During the COVID-19 pandemic, Rodriguez’s daughter increased the time she spent on Instagram and Snapchat, worsening her depression and inability to sleep. The result was absences from school and an investigation by the Connecticut Department of Children and Families, according to the suit.

The suit said that Rodriguez’s daughter was solicited by adult men to post sexually exploitive content. The content the child sent was leaked and shared with her school classmates, the suit claims.

Prior to her death, Rodriguez’s daughter was hospitalized for emergency psychiatric care, according to the suit.

The suit claims Meta Platforms and Snap failed to protect Rodriguez’s daughter from harmful and exploitive content; verify minor users’ age and identity; have adequate parental control and monitoring; protect minor users from intentionally being directed to harmful and exploitive content; offer protection for minor users from being sexually exploited and abused; design non-addictive social media products; and provide adequate notification to parents about the dangerous and problematic usage of social media by minor users.

“This isn’t a question of opinion. Internal documents and testimony before Congress by a former employee reveal that Meta Platforms was fully aware of the flaws and addictive properties of its social media platforms and failed to adequately design their products to protect minor users from harm,” said Matthew P. Bergman, one of Rodriguez’s lawyers and founder of Social Media Victims Law Center. “Similarly, no safeguards are in place on Snapchat. [Rodriguez’s daughter’s] suicide is a direct result of the inaction and deliberate addictive design of these social media platforms to prey on vulnerable children.”

Rodriguez said through a spokesman that she is not doing interviews about the suit.

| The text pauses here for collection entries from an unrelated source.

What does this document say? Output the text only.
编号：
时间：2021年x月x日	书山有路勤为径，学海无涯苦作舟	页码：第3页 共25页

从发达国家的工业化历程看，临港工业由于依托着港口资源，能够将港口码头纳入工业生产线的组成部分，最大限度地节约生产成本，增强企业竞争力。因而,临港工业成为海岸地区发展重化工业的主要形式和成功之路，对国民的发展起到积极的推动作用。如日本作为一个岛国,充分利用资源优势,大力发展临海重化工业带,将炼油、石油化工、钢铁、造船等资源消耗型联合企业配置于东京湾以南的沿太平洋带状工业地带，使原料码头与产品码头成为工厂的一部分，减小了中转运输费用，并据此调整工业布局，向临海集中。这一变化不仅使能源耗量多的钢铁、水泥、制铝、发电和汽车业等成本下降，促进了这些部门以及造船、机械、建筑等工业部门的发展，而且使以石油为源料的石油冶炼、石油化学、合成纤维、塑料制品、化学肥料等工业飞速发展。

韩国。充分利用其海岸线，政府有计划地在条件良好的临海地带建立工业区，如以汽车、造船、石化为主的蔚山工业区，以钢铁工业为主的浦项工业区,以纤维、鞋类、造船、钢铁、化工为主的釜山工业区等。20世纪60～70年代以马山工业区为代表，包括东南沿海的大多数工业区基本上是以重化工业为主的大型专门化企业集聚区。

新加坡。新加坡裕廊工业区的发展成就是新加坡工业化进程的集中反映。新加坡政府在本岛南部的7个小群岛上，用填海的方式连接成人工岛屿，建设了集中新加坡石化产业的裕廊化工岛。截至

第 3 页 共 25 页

A Snapchat spokesperson said, “We are devastated to hear of [Rodriguez’s daughter’s] passing and our hearts go out to her family. While we can’t comment on the specifics of active litigation, nothing is more important to us than the wellbeing of our community.

“In fact, Snapchat helps people communicate with their real friends, without some of the public pressure and social comparison features of traditional social media platforms, and intentionally makes it hard for strangers to contact young people,” the spokesman added. “We work closely with many mental health organizations to provide in-app tools and resources for Snapchatters as part of our ongoing work to keep our community safe.”

A Meta spokesman was not immediately available for comment.